People who have schizophrenia might have hallucinations (auditory or visual), delusions, disorganized behavior or speech, and impaired cognitive ability. They might believe others can read their minds or are controlling their thoughts, or plotting to harm them in some way. This can be upsetting and scary both to the person suffering the illness and those around them.
Schizophrenics sometimes talk about unusual or strange ideas, which can make it hard to carry on a conversation with them. They might sit still and not talk or move for hours. Sometimes they come across as perfectly fine until they start talking about their thoughts.
SIGNS AND SYMPTOMS
The onset of symptoms usually occurs between ages 16 and 30, although in rare cases it might show up in childhood.
The symptoms can be classified into three groups: positive, negative, and cognitive.

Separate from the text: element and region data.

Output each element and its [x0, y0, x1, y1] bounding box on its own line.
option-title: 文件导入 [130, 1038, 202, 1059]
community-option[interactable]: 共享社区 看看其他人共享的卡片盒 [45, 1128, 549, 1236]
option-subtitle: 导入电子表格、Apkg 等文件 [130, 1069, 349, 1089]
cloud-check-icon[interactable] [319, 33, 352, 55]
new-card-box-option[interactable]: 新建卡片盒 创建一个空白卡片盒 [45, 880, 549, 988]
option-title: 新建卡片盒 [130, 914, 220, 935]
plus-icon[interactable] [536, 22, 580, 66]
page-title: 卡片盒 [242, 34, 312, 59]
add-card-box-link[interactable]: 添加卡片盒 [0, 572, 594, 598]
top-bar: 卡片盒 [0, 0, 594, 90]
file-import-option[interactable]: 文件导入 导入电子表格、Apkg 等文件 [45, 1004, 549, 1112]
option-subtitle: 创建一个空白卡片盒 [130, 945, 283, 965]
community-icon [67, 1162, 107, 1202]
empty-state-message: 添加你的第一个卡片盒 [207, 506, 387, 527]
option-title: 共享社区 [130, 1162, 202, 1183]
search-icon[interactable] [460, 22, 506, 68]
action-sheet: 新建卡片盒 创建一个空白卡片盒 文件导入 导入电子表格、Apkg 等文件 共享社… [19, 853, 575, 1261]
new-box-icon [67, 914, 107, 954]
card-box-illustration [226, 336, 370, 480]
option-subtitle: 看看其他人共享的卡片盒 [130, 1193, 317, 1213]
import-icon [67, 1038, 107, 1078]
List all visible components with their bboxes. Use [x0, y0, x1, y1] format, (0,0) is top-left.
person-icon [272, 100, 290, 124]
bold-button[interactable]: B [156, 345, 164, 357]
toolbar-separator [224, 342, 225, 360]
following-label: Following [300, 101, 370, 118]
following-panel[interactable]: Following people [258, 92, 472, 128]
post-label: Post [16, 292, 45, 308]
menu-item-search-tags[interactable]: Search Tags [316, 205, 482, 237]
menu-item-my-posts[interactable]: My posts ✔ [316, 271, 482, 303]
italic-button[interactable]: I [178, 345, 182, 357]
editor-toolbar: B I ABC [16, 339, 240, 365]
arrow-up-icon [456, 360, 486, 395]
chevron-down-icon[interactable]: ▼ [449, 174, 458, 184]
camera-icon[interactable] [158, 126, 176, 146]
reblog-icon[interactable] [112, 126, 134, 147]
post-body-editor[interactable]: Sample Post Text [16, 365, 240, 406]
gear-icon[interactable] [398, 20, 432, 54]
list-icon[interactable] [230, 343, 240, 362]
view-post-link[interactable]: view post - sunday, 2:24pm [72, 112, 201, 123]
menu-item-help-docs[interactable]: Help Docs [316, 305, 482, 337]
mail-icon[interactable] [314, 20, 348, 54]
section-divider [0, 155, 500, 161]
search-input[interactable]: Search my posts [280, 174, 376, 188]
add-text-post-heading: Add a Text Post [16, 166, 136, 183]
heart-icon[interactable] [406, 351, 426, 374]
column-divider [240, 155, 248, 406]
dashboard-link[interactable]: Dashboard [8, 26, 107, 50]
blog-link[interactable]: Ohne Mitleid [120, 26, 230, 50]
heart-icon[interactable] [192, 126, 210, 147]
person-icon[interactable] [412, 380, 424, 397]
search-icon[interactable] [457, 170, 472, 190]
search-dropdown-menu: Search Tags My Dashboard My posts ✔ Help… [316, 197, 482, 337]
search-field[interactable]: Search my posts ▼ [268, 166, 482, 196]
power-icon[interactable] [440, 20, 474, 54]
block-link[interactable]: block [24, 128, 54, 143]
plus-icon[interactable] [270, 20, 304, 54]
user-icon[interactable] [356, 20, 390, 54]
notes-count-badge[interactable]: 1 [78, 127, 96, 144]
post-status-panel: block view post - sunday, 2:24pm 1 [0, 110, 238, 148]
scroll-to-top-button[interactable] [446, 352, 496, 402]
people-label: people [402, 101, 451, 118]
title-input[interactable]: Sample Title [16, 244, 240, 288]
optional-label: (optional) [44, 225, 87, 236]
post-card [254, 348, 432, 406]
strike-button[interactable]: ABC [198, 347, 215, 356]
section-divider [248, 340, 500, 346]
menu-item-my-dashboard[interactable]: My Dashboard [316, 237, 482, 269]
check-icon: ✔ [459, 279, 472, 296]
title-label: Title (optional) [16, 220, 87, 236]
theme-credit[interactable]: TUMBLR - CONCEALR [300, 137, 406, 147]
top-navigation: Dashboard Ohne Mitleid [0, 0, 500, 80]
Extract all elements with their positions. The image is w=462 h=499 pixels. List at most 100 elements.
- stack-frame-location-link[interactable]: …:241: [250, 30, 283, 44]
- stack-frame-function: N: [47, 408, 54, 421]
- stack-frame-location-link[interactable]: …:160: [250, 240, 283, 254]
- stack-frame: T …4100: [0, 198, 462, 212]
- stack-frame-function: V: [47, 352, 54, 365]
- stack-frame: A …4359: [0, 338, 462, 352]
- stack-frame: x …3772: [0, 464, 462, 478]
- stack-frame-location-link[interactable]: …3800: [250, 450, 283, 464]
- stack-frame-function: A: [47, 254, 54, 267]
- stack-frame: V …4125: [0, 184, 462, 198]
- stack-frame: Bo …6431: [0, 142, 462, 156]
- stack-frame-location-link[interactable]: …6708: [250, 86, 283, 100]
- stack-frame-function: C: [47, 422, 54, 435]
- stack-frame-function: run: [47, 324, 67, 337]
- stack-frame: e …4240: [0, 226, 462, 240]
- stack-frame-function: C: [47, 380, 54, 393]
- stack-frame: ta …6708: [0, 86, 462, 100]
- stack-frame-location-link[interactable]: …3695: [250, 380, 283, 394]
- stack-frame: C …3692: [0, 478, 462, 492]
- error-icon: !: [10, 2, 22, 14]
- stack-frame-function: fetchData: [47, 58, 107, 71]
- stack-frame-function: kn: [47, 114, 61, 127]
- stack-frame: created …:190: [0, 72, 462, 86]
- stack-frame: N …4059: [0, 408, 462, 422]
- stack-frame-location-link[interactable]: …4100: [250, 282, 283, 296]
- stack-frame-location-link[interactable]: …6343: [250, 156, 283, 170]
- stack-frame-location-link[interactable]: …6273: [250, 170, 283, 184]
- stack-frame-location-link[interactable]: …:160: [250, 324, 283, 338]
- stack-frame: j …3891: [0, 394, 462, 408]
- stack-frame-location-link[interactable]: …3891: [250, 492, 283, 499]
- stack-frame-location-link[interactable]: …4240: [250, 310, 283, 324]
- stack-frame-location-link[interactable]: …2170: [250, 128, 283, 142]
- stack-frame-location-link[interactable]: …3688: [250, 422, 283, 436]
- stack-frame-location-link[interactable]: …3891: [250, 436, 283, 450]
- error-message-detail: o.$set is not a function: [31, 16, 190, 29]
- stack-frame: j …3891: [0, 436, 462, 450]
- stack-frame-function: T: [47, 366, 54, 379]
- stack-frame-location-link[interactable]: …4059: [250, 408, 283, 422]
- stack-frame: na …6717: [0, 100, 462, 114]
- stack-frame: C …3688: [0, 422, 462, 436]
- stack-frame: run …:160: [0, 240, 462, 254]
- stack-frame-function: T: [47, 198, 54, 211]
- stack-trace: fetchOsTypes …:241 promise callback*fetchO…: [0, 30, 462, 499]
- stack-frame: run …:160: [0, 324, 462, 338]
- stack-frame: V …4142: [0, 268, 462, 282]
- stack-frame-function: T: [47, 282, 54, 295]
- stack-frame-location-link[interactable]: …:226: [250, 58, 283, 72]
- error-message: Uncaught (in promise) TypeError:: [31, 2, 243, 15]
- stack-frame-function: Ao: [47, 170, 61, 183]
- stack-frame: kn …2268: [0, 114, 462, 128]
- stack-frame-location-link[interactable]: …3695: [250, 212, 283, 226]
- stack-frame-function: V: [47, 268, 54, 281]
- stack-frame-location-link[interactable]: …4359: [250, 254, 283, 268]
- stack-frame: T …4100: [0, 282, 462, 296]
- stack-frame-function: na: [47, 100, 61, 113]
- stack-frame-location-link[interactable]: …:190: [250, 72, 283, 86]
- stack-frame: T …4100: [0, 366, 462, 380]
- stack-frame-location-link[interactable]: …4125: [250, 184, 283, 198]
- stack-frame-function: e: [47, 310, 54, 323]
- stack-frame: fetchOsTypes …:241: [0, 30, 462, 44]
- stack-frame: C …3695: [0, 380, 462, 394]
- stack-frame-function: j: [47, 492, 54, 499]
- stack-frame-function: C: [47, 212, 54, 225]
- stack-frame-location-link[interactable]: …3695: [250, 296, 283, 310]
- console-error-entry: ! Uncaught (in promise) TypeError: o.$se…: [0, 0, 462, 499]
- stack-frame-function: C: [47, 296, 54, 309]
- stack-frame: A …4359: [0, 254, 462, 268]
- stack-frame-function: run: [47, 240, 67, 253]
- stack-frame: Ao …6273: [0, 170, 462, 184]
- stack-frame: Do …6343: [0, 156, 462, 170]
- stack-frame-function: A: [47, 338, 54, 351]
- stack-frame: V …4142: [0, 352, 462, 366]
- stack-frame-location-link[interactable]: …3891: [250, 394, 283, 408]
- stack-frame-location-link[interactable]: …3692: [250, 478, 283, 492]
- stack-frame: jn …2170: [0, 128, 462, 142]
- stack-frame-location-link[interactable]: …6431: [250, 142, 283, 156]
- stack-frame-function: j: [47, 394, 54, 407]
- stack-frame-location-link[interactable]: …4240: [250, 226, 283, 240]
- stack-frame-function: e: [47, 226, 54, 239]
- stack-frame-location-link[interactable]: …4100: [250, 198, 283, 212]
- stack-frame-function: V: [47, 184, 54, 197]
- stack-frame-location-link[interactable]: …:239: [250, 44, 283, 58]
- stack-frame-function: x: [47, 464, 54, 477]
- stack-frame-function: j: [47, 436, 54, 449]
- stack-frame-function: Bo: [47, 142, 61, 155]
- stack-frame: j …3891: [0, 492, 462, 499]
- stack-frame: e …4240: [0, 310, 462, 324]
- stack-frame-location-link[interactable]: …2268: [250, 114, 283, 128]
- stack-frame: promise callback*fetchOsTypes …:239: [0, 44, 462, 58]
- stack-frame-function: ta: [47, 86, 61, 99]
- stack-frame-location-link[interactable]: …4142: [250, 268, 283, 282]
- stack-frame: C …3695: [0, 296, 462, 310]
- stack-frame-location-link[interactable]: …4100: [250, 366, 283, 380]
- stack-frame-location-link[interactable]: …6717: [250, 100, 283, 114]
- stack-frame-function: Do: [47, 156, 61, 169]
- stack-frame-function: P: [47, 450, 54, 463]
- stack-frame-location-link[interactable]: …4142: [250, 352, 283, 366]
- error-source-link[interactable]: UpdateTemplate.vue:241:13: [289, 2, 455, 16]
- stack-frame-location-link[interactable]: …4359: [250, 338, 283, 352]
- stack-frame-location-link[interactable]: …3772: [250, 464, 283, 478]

Positive symptoms: These are psychotic behaviors that are not typically seen in healthy people and can indicate a break from aspects of reality. They include delusions, hallucinations, movement disorders and thought disorders (dysfunctional or unusual thoughts).
Negative symptoms: These relate to disruptions to normal behavior and emotions and include diminished feelings of pleasure in day-to-day life, diminished expression of emotions, tone of voice or facial expressions, finding it hard to begin and continue activities, and speaking less.